Foto: Rosinei Coutinho/STF

O Supremo Tribunal Federal (STF) divulgou o cronograma de julgamentos previstos para o primeiro semestre de 2026. A agenda inclui temas relacionados à liberdade de expressão, que deverão ser analisados antes do início oficial da campanha eleitoral.

No início de fevereiro, os ministros examinarão dois processos que podem influenciar o debate público e a atuação nas redes sociais. Um deles está marcado para 11 de fevereiro, quando o plenário retomará o julgamento do Tema 837, que trata dos limites entre a liberdade de expressão e outros direitos individuais, como honra e imagem.

No dia 4 de fevereiro, a Corte analisará as Ações Diretas de Inconstitucionalidade (ADIs) 6.293 e 6.310, que discutem até onde podem ir manifestações políticas de magistrados em plataformas digitais.

Juristas apontam que a proximidade entre as datas pode indicar um movimento coordenado do Tribunal para estabelecer parâmetros mais claros, e possivelmente mais restritivos, sobre o que pode ser dito no ambiente público antes do pleito de outubro. O ministro Alexandre de Moraes desempenha papel central nas duas frentes.

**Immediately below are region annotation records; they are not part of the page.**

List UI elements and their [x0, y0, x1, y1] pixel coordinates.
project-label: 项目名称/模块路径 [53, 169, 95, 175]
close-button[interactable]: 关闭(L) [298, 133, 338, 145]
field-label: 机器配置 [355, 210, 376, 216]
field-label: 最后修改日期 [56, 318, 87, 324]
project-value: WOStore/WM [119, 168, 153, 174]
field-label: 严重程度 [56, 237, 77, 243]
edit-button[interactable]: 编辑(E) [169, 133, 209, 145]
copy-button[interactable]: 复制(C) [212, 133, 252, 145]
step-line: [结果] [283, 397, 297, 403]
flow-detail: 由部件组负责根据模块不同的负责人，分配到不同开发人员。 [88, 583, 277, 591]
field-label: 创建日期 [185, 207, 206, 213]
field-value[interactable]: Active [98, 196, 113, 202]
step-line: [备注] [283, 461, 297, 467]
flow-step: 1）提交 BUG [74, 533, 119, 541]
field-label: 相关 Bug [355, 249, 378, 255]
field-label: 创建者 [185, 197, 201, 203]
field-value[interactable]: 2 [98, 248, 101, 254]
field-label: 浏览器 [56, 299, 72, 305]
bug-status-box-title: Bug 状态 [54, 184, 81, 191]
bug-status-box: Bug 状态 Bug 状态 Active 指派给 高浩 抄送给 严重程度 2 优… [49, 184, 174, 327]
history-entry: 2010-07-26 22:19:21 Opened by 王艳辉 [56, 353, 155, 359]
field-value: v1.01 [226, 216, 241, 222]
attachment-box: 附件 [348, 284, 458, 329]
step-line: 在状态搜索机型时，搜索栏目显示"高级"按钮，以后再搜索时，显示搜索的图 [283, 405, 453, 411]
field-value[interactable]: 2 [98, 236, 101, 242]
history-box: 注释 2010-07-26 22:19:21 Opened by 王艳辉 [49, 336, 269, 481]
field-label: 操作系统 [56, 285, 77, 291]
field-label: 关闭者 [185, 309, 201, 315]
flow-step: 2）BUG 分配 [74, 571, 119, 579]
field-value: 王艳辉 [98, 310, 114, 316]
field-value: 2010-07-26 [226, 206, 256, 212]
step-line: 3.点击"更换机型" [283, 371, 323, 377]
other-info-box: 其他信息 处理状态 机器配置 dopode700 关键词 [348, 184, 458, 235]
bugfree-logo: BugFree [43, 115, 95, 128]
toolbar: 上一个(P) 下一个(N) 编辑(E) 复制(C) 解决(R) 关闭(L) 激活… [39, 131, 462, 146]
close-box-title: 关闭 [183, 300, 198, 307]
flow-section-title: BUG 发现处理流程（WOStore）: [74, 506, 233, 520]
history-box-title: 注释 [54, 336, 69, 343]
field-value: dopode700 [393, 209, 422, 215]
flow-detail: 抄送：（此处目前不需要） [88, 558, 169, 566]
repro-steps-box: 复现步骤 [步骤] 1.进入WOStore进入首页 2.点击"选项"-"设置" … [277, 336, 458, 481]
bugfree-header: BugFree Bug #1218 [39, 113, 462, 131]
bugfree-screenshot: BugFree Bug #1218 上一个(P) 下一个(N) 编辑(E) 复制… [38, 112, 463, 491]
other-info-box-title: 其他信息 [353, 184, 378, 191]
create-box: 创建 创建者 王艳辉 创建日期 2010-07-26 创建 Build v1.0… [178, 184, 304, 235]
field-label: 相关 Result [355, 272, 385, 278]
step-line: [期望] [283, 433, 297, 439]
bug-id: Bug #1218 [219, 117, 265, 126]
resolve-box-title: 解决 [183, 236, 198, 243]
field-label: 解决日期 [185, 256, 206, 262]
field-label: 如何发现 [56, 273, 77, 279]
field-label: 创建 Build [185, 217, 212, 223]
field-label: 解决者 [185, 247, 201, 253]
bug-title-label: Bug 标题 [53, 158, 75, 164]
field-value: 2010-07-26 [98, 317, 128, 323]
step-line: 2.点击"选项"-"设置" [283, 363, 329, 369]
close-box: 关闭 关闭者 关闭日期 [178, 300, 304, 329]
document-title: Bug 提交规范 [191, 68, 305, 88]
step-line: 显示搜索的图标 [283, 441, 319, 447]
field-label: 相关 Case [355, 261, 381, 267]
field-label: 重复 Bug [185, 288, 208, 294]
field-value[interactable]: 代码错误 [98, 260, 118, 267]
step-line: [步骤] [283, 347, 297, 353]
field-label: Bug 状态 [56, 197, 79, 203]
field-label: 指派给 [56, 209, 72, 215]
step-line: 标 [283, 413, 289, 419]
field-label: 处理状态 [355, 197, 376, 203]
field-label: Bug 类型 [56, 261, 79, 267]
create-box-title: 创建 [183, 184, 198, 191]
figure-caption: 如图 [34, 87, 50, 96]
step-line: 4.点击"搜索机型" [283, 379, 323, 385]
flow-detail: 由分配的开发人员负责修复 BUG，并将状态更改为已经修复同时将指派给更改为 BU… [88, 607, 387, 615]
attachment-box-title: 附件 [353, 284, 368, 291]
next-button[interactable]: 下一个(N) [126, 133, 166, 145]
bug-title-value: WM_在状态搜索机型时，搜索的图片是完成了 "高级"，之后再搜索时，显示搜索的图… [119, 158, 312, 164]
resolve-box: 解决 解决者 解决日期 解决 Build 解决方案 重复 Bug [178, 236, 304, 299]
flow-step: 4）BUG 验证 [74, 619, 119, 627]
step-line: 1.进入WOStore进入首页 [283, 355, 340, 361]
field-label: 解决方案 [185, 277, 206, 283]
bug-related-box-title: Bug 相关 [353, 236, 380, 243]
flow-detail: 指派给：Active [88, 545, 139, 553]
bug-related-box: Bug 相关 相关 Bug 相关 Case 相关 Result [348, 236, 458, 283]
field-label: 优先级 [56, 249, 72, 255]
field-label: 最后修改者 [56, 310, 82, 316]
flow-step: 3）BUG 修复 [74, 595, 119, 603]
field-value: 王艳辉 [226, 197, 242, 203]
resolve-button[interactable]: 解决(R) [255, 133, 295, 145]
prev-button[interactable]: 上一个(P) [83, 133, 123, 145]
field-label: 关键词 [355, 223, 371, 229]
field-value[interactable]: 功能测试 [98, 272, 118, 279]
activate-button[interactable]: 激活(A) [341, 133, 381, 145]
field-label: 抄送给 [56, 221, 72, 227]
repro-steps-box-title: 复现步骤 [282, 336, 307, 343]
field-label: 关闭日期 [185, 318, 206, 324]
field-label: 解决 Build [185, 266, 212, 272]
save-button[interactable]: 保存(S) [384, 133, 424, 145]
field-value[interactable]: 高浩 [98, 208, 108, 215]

Ele é o relator das ações sobre manifestações de juízes nas redes sociais e, no caso do Tema 837, foi quem pediu vista em setembro de 2025, interrompendo a análise para elaborar seu voto. A expectativa é que Moraes possa apresentar uma posição divergente ou até mesmo ampliar as restrições sugeridas pelo relator original, o ministro aposentado Luís Roberto Barroso.

Barroso, em voto já apresentado, defendeu que mobilizações de boicote a eventos ou instituições, em regra, são protegidas pela liberdade de expressão. Contudo, admitiu exceções em situações que envolvam divulgação de informações deliberadamente falsas ou quando houver comprovação de má-fé por parte de quem publicou o conteúdo.